Nabe 友人が、同志社の主催者に、一人ローディーが欲しいって言われたみたいで。特に、頭脳警察に詳しい人がいたらありがたいって。で俺に声がかかったんです。楽屋に差し入れ持ってったり、マイクセッティングやアンプくらいなら触れるよって。だって頭脳警察と間近に会えるんでしょ? そりゃ断る理由はないですよね。PANTAに2,3発喰らわされる覚悟で行きましたよ(笑)。こっちは恐いイメージしかもってないから。楽屋の教室で知り合いが俺を二人に紹介してくれて、出演前にステージドリンクと出演後のドリンクを聞いたんだけど、PANTAは「水かお茶でいいよ」と、TOSHIからは「ビールか酎ハイ」と言われましたね。当時はペットボトルの水なんてないから、給湯室から学生がお茶と水と紙コップを用意してましたね。ビールと酎ハイはさすがに大学で売ってないから、慌てて原付バイクで酒屋に買いに行きましたよ。自腹で。見たことないぐらいの大量のタカラ缶チューハイと缶ビールを。
 
騒音警察ツアーの時にそれとなくTOSHIに話したら「あの時の大量のビールと缶チューハイはNabeちゃんだったのか!」って覚えてくれてましたよ。闘争ヘルメットはただ場を盛り上げたかったのと、ヘルメット被って頭脳警察を見たかったから。その方が他のファンも嬉しいかなと。ヘルメットは確かその2年前、当時俺が追っかけしてた京都のDUSTっていうバンドと姫路のPORTCUSSっていう元頭脳警察のベースだったヒロシ君のバンドがどん底ハウスでやるっていうから、仲間とヘルメット被って行こうやと。それに合わせて作ったものなんですよ。持って行った7個のヘルメットうちの3個にはゲバ字でそれぞれ「LSD」「解放」「戦線」と書いて。3人並ぶと「LSD解放戦線」となるわけで。だから、思想とはかけ離れたものでしたけど、目立ったと思いますよ。
 
この「超非国民集会」って天皇即位の、そんなタイミングで開催された記憶がありますね。ライブ中盤に拡声器を持ったやつが客席後方に現れて、おそらく他大学から来たであろう数人のホンモノのヘルメットが現れたので慌ててヘルメット脱ぎましたよ。多分フライヤーを見て怒った右翼学生を抑え込みに来たんでしょうね。大きなトラブルはなかったですよ。
 
──私は90年に横浜国大の学祭で頭脳警察を観ましたが、頭脳警察はライブでも学生を煽ってました。当時、ノンポリが主流だった時代に、頭脳警察のメッセージはNabeさんにどんな影響を与えましたか?
 
Nabe 俺もノンポリでしたけど、他の学生よりは感覚は鋭かったんじゃないかな。

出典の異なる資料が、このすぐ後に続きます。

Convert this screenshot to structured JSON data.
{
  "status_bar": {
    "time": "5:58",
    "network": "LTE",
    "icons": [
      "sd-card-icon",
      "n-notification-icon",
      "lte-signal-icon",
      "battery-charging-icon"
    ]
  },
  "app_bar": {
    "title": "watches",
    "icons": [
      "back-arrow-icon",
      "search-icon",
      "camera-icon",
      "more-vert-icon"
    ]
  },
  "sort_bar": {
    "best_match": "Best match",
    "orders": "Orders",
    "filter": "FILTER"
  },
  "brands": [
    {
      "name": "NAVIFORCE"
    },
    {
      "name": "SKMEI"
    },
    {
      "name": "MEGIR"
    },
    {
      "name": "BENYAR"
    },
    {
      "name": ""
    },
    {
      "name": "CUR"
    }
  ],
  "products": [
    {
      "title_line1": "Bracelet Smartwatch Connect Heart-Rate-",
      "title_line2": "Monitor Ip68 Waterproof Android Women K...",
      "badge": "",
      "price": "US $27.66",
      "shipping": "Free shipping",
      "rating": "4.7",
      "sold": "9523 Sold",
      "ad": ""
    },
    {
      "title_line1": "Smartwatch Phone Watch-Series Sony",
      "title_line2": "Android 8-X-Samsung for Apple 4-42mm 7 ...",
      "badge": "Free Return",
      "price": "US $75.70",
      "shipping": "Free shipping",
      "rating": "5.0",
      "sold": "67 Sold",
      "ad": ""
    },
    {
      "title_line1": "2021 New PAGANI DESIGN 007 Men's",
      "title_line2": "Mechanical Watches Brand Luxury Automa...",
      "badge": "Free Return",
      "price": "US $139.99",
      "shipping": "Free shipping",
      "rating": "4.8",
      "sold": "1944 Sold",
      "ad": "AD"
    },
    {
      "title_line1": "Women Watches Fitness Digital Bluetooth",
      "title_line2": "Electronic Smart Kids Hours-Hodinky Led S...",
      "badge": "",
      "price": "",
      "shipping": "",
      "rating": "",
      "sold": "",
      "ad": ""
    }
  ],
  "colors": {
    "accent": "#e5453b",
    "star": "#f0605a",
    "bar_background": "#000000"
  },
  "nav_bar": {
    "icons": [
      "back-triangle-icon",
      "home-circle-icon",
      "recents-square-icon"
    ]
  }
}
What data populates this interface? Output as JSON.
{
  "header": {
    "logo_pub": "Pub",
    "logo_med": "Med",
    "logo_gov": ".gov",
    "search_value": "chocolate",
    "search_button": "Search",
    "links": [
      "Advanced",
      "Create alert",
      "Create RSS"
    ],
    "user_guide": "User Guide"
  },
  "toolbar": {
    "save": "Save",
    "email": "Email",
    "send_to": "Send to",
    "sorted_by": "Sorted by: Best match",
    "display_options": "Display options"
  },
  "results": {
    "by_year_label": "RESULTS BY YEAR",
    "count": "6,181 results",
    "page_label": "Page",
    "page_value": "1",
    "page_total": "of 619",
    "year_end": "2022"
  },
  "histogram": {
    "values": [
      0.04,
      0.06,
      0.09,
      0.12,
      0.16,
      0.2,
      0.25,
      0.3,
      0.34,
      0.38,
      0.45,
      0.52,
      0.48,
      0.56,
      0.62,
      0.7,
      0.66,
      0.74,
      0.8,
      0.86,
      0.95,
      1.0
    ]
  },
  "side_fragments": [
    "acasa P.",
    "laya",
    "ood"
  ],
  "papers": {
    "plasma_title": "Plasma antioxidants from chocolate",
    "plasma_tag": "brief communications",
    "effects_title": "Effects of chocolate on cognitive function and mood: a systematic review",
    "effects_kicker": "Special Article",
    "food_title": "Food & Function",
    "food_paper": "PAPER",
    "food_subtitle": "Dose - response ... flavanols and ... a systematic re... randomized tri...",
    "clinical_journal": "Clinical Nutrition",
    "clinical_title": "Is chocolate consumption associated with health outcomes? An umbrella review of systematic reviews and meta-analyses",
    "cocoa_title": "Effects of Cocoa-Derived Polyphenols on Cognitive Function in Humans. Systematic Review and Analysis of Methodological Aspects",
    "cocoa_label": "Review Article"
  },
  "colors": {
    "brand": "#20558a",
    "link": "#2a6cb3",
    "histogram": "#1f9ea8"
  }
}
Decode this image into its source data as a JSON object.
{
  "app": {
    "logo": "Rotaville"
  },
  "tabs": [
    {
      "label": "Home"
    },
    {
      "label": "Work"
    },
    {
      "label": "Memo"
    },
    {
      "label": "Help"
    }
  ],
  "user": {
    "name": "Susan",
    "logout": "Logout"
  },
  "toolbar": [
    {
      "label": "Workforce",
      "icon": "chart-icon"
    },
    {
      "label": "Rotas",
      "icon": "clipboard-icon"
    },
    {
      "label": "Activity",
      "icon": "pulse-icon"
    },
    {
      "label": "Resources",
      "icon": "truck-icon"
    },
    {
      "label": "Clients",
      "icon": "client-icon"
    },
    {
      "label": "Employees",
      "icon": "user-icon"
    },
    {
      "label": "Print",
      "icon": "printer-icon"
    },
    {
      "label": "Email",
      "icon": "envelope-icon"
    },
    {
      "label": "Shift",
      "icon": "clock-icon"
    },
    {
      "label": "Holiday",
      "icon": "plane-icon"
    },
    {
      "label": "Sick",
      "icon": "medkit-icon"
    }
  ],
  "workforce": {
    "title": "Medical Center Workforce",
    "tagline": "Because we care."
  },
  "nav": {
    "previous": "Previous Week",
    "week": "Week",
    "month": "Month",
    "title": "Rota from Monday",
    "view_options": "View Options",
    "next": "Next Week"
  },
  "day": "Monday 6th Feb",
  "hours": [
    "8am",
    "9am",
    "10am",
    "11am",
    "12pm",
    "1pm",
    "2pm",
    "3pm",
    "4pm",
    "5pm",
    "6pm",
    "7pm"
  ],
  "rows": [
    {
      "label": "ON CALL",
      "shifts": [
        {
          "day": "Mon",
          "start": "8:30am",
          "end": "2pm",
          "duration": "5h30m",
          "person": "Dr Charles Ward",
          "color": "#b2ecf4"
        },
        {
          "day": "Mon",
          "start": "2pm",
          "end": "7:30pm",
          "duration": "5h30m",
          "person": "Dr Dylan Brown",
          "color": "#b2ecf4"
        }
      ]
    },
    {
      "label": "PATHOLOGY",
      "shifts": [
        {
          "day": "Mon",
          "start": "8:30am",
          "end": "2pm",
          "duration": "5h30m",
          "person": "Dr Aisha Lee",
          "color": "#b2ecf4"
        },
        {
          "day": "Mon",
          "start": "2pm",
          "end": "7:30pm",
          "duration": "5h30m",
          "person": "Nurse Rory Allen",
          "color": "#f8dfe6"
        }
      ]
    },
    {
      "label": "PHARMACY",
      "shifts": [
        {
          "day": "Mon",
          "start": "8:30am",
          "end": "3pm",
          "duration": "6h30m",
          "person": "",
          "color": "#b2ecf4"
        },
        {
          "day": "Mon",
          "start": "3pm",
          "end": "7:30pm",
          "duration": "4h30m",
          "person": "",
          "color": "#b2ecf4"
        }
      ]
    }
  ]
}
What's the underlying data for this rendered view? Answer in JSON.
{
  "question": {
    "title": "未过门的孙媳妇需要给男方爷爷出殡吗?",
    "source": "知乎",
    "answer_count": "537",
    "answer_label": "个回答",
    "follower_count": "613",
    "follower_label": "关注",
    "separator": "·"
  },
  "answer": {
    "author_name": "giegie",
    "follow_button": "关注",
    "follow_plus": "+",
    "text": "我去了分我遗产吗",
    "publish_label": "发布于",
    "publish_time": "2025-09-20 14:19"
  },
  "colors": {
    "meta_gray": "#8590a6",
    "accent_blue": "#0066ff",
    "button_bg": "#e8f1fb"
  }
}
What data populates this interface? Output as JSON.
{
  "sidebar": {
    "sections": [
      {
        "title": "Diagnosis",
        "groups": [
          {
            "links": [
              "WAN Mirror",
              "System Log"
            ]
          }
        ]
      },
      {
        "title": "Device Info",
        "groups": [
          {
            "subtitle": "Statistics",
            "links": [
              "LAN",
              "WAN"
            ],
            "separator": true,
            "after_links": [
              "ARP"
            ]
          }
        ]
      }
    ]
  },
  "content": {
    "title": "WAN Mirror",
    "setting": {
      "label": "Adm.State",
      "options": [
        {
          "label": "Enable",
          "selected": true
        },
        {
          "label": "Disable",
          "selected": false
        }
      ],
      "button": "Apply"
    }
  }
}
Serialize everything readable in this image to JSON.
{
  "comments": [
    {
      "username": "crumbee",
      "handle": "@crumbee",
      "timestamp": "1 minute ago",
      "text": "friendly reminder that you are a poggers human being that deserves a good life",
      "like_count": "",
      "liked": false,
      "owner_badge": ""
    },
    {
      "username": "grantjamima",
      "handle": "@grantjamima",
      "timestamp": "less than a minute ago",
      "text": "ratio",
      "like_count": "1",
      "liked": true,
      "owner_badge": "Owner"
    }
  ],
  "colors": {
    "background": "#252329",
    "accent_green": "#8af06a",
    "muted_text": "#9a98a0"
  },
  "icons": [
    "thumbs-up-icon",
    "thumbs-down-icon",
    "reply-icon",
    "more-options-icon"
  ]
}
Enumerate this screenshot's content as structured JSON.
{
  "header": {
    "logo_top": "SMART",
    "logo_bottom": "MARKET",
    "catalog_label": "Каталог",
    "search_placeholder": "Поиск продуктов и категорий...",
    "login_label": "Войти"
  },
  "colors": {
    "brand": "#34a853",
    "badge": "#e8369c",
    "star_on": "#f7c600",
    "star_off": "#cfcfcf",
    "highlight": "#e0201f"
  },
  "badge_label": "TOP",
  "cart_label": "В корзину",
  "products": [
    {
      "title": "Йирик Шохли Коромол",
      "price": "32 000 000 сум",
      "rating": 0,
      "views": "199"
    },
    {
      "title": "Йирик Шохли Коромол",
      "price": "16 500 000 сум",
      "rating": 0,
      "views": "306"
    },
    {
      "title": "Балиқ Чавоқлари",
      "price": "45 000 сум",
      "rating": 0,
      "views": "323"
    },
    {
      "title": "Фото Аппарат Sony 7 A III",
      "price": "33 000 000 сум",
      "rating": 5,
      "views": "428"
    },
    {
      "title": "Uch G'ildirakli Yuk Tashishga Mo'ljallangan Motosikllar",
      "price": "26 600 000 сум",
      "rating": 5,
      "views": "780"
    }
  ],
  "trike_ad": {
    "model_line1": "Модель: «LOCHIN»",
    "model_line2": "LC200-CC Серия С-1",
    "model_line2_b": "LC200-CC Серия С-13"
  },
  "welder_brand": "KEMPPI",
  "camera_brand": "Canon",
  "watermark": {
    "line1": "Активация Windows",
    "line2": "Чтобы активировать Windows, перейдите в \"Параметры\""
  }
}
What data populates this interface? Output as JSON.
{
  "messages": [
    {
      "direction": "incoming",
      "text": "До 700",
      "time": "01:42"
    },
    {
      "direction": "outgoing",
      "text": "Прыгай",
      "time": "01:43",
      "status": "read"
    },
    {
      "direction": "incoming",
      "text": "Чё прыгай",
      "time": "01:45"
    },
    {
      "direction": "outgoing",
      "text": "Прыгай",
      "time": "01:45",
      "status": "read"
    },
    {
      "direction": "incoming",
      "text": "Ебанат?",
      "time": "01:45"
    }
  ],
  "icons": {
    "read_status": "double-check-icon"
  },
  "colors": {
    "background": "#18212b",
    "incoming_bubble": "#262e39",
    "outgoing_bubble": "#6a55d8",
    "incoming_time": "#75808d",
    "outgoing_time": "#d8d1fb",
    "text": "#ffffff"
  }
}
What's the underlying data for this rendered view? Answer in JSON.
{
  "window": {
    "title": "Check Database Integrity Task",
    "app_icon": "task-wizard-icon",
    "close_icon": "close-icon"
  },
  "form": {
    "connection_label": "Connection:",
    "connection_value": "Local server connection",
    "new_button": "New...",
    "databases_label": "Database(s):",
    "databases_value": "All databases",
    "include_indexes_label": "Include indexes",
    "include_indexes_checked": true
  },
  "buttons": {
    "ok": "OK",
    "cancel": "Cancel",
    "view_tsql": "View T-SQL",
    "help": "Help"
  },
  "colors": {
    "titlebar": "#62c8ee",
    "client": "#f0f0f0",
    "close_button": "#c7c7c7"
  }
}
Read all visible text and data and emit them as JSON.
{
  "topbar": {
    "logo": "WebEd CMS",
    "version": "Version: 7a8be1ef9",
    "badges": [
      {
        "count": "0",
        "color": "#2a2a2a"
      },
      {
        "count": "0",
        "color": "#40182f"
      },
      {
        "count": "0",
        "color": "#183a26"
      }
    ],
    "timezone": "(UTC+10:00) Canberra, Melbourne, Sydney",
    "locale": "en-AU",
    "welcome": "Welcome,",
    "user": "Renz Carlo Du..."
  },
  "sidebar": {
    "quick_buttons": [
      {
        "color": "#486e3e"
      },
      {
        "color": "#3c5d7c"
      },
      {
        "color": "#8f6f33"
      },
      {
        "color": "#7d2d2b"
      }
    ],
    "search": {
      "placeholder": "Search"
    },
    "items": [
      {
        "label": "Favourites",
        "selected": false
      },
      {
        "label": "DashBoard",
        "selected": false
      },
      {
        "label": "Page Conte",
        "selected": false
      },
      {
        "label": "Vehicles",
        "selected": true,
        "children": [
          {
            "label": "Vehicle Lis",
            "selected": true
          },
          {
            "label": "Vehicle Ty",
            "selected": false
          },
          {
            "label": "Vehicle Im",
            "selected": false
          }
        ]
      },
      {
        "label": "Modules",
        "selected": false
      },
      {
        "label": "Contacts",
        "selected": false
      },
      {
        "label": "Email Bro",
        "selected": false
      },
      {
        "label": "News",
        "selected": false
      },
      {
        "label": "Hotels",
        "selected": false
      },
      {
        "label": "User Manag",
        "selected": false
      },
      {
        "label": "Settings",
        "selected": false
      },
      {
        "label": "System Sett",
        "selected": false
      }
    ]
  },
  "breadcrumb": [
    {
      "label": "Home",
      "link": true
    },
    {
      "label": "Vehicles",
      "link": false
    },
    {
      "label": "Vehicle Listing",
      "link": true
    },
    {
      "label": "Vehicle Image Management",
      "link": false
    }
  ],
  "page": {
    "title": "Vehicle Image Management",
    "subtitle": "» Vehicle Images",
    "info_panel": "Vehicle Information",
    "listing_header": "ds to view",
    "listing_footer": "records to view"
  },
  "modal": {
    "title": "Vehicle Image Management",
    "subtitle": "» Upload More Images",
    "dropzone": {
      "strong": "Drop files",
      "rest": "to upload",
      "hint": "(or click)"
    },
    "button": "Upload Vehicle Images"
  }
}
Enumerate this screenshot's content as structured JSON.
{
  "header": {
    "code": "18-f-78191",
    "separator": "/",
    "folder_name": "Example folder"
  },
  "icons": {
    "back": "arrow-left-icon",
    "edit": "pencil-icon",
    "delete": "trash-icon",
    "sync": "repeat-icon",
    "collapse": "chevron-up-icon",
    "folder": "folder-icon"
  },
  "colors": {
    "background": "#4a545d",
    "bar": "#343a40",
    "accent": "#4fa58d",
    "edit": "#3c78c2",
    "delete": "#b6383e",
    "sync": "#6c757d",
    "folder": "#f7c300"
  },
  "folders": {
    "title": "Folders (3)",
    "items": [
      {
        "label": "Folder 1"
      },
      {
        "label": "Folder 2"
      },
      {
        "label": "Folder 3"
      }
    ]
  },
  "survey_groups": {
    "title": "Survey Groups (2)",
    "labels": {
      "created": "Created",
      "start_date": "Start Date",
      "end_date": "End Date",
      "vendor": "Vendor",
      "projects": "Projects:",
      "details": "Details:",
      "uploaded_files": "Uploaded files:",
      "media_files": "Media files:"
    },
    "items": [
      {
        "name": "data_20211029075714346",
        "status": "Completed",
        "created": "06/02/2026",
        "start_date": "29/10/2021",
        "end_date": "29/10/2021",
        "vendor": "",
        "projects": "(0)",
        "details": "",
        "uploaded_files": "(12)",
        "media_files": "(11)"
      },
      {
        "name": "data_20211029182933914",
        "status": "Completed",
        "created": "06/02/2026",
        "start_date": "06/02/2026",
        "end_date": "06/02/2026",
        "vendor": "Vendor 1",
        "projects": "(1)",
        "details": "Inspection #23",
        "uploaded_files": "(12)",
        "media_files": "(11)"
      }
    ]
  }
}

人と同じことするのを極端に嫌い始めましたね。マイノリティーこそが核心だと思ったし。世の中が貧しかったり、政治と思想が衝突する時こそ芸術も研ぎ澄まされるとわかってたし。俺が歩いた青春の道は整備されてぬるま湯だったから、自分だけはロックにもっと近づきたいと思って勝手に「Back to 1972」というテーマを自分に与えて、自分を活性化させるために「浅間山荘事件」「兵士たちの連合赤軍」「日大闘争」とか機関紙「戦旗」「赤旗」なんかも読み耽りましたよ。俺の中の「頭脳警察の時代」ですかね。

 
──その後、Nabeさん自身もバンドを結成して音楽活動を始めましたが、ミュージシャンNabeにとって頭脳警察はどんな存在でしたか?
 
Nabe 真似しようとも追いつこうとも追い越そうとも思わなかったですよ。ただ、頭脳警察は過激でラジカルな曲とソフトロック的な曲が混在するでしょ。その部分だけは真似しようと思いました。オリジナリティーが強すぎて。俺は古くから伝わる和音階やらロックンロールやらブルーズを自分なりに解釈して表現するけど、頭脳警察にはブルーズもロックンロールも無いでしょ。いったいPANTAは何に影響受けたのか不思議でね。唯一無二の楽曲群ですよ。「コミック雑誌なんか要らない」だってロックンロールのフリしてロックンロールじゃないんですよ。「歴史からとびだせ」だってブギではないんですよ。「みんなで踊ろうぜ!」ってノリじゃないんですよ、曲が。わかります? 言い方は悪いですが天然の変態ですよ。
 
──2009年11月4日に遂に頭脳警察と騒音寺が初共演、12月3日は騒音寺のライブにPANTAさんが飛び入りしましたが、その時の気持ちは?
 
Nabe 初共演は神戸三宮スタークラブ。流血ブリザード、騒音寺、頭脳警察の出順でした。到着してすぐに楽屋に入ったらPANTAがいてね、いかに俺が頭脳警察のファンかを思い知らせようとレコード全部と持っていた関連書籍を全部テーブルの上にバーッて広げてね。爆笑されましたよ。TOSHIはレコード手に取って「全部持ってないよ。そんなに高く売れるなら持っとけば良かった」って(笑)。狭い楽屋なんですが、あのクラスになりゃ一度ホテルに戻って出番直前に会場入りする人も多いんですが、PANTAもTOSHIも楽屋にいましたね、ずーっと。「ホテルに戻らないの?」って聞いたら「ここにいるよ。楽屋に居れない人っているよね。あれ不思議だなあ」って言ってました。そのPANTAの目の前では流血ブリザードのミリー・バイソンが半ケツでスタンバってて。寛容なんだな、PANTAもTOSHIも。異次元な流血ブリザードとも普通に談笑してましたよ。
 
俺たちのステージにPANTAが飛び入ったのは渋谷クアトロですかね。PANTAは待機時間ずっと本を読んでましたよ。現代詩手帖だったかな。重信房子関連の本でした。ステージでは騒音寺をバックに「コミック雑誌なんか要らない」1曲でした。ライブ直後にベースのこーへいと、PANTAってやっぱり「ロックの人」だな、とか「戦士」に近いものがあるなとか、話した記憶がありますね。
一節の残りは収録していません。